Après la mort de Louis, je pensais que je ne pourrais jamais être plus triste que je ne l'étais déjà. Je pensais que c'était impossible, parce que l'émotion avait été si intense qu'elle m'avait balayée comme le souffle d'une explosion. Mais, après une explosion, il y a toujours des flammes; des flammes qui consument le peu de choses qui restent. C'est ce qui était en train de m'arriver.

Le temps passait et j'étais en train de me consumer. Bientôt, il ne resterait plus rien de moi. Juste une coquille vide.

Je pensais que rester avec Liam aurait été une bonne idée, ou du moins une bonne façon de nous distraire de tout ce qui nous était arrivé. C'est vrai, nous avions commencé à discuter de sujets simples, légers, banals. Où nous étions allés à l'école. Notre plat préféré.

Mais nous en faisions rapidement le tour, soit parce qu'il n'y avait pas grand chose à dire, soit parce que nous arrivions à cette frontière invisible que nous ne pouvions pas franchir sous peine de nous engager sur un chemin beaucoup plus douloureux. Les moqueries à l'école. La perspective de n'avoir que des bonbons à manger jusqu'à notre mort.

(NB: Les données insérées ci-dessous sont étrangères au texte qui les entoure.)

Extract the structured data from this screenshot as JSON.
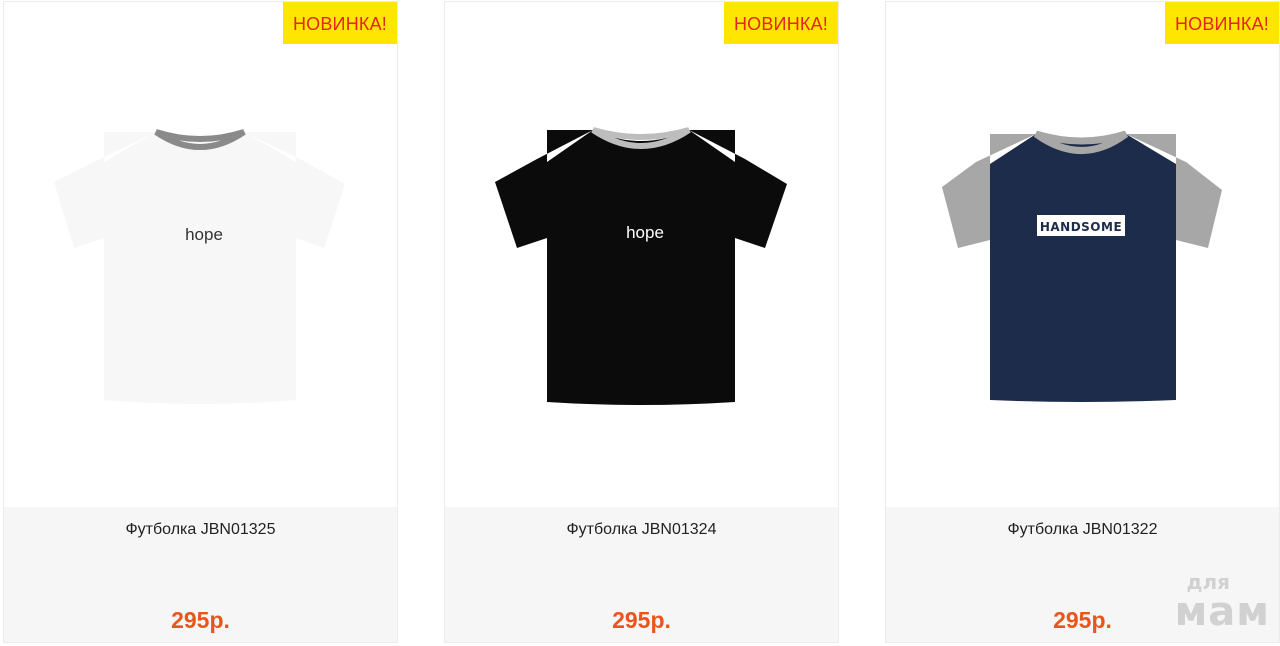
{
  "products": [
    {
      "badge": "НОВИНКА!",
      "title": "Футболка JBN01325",
      "price": "295р.",
      "print_text": "hope",
      "shirt_color": "#f7f7f7",
      "sleeve_color": "#f7f7f7",
      "collar_color": "#8a8a8a",
      "print_color": "#333333"
    },
    {
      "badge": "НОВИНКА!",
      "title": "Футболка JBN01324",
      "price": "295р.",
      "print_text": "hope",
      "shirt_color": "#0b0b0b",
      "sleeve_color": "#0b0b0b",
      "collar_color": "#bdbdbd",
      "print_color": "#ffffff"
    },
    {
      "badge": "НОВИНКА!",
      "title": "Футболка JBN01322",
      "price": "295р.",
      "print_text": "HANDSOME",
      "shirt_color": "#1c2c4a",
      "sleeve_color": "#a7a7a7",
      "collar_color": "#a7a7a7",
      "print_color": "#1c2c4a"
    }
  ],
  "watermark": {
    "top": "для",
    "bottom": "мам"
  },
  "colors": {
    "badge_bg": "#ffe600",
    "badge_text": "#e4261c",
    "price": "#e8561e",
    "info_bg": "#f6f6f6"
  }
}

Nous butions contre des murs invisibles, essayions de rebondir, mais pour aller où?

Inévitablement, la conversation se ramenait à nous, coincés ici, à la perte de Carmenn, Louisa, Skylynn, Niall, Louis, ces visages sans nom, et ce garçon à la peau jaune qui avait fini par succomber à son tour. Il était temps d'ailleurs, parce que ses gémissements commençaient à devenir insupportables. Douloureux.

Une heure de plus, et je l'aurais sûrement tué à mains nues.

Ca, je n'osais pas le dire à Liam, même si je savais que la même idée lui avait traversé l'esprit. C'était le genre de choses dont il ne fallait surtout pas parler.

De longs silences s'installaient entre nous. Liam serrait les dents pour ne pas crier de douleur, je serrais les dents pour ne pas montrer que j'étais en train de devenir folle. Et puis l'un d'entre nous recommençait à parler, et nous nous évadions pour une minute ou deux.

C'était mieux que rien, c'était précieux, mais c'était comme un sac dans lequel nous piochions des clefs. Le tas diminuait à vue d'œil, et il arrivait que nous ne trouvions pas de serrures à ces clefs. Alors elles restaient sur le côté, à jamais inutiles. Liam me posa des questions à propos de mes parents, j'en fis de même.

- Peut-être qu'ils sont là, dehors, et qu'ils sont en train de discuter en ce moment. Comme nous, dit Liam.

- Peut-être, répondis-je.

Puis un long silence s'installa entre nous. A ce moment-là, nous pensions exactement la même chose.

Et si l'un d'entre nous ne s'en sortait pas? Et si un seul d'entre nous était sauvé et découvrait que nos parents avaient créé des liens?

Comment expliquer que nous aussi avions créé des liens, mais qu'aucun d'entre nous n'était prêt à sacrifier sa vie pour l'autre? Enfin, peut-être que j'aurais été prête à sacrifier ma vie pour Liam. Mais ce n'était pas pour lui que je l'aurais fait. Je l'aurais fait pour moi. Pour m'éviter de nouvelles souffrances.

Du pur égoïsme. Qui serait passé pour de l'héroïsme, parce qu'on espérait tous ne pas s'être transformés en monstres. Et que nous voulions à tout prix un héros.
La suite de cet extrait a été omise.